Normalising the numeric features to a common range has been adequate. This too is strictly not necessary for DTs, but pretty much mandatory for linear models. (DTs are very robust to scale differences among features, linear models quite vulnerable to the same.)

One can think of each tree path from root to leaf as a data driven formulation/synthesis of a higher level feature built out of logical conjunctions ('AND' operation).

These auto-synthesized / discovered features are then ORed at the top. DTs are good at capturing multi-feature interactions that single layer linear models can't.

NNs certainly synthesize higher level features, but what does not get highlighted enough is that learning-theory motivated Adaboost algorithm and it's derivatives do that too.

Their modus operandi is "BYOWC, bring your own weak classifier, I will reweigh the data in such a way that your unmodified classifier will discover a higher level feature on its own.
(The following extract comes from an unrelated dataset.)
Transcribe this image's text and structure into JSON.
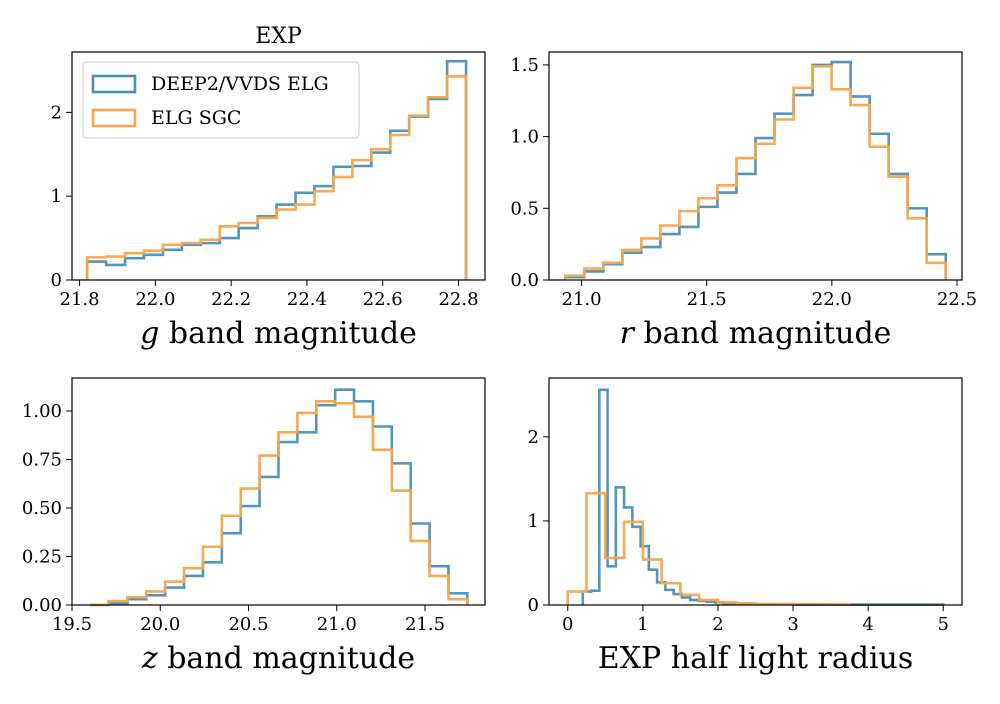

Later you can combine these higher features linearly, by voting, or by averaging".

I personally favor differentiable models over trees, but have to give credit where it's due, DTs work great.

What leaves me intellectually unsatisfied about decision trees is that the space of trees cannot be searched in any nice principled way.

Or to describe in terms of feature discovery, in DT, there's no notion of progressing smoothly towards better high level features that track the end goal at every step of this synthesis (in fact greedy hill climbing hurts performance in the case of decision trees). DTs use a combinatorial search over the feature space partitioning, essentially by trial and error.

Neural nets have a smooth way of devising these higher level features informed by the end goal. Roll infinitesimally in the direction of steepest progress -- that's so much more satisfying than trial and error.

As for classification performance where DT have struggled are cases where columns are sparse (low entropy to begin with).

Another weakness of DT is the difficulty of achieving high throughput runtime performance, unless the DT is compiled into machine code. Walking a runtime tree structure with not so predictable branching probabilities that doe'snt run very fast on our standard machines. Compared to DNNs though this is a laughable complaint, throughput of DTs are an order of one or two faster.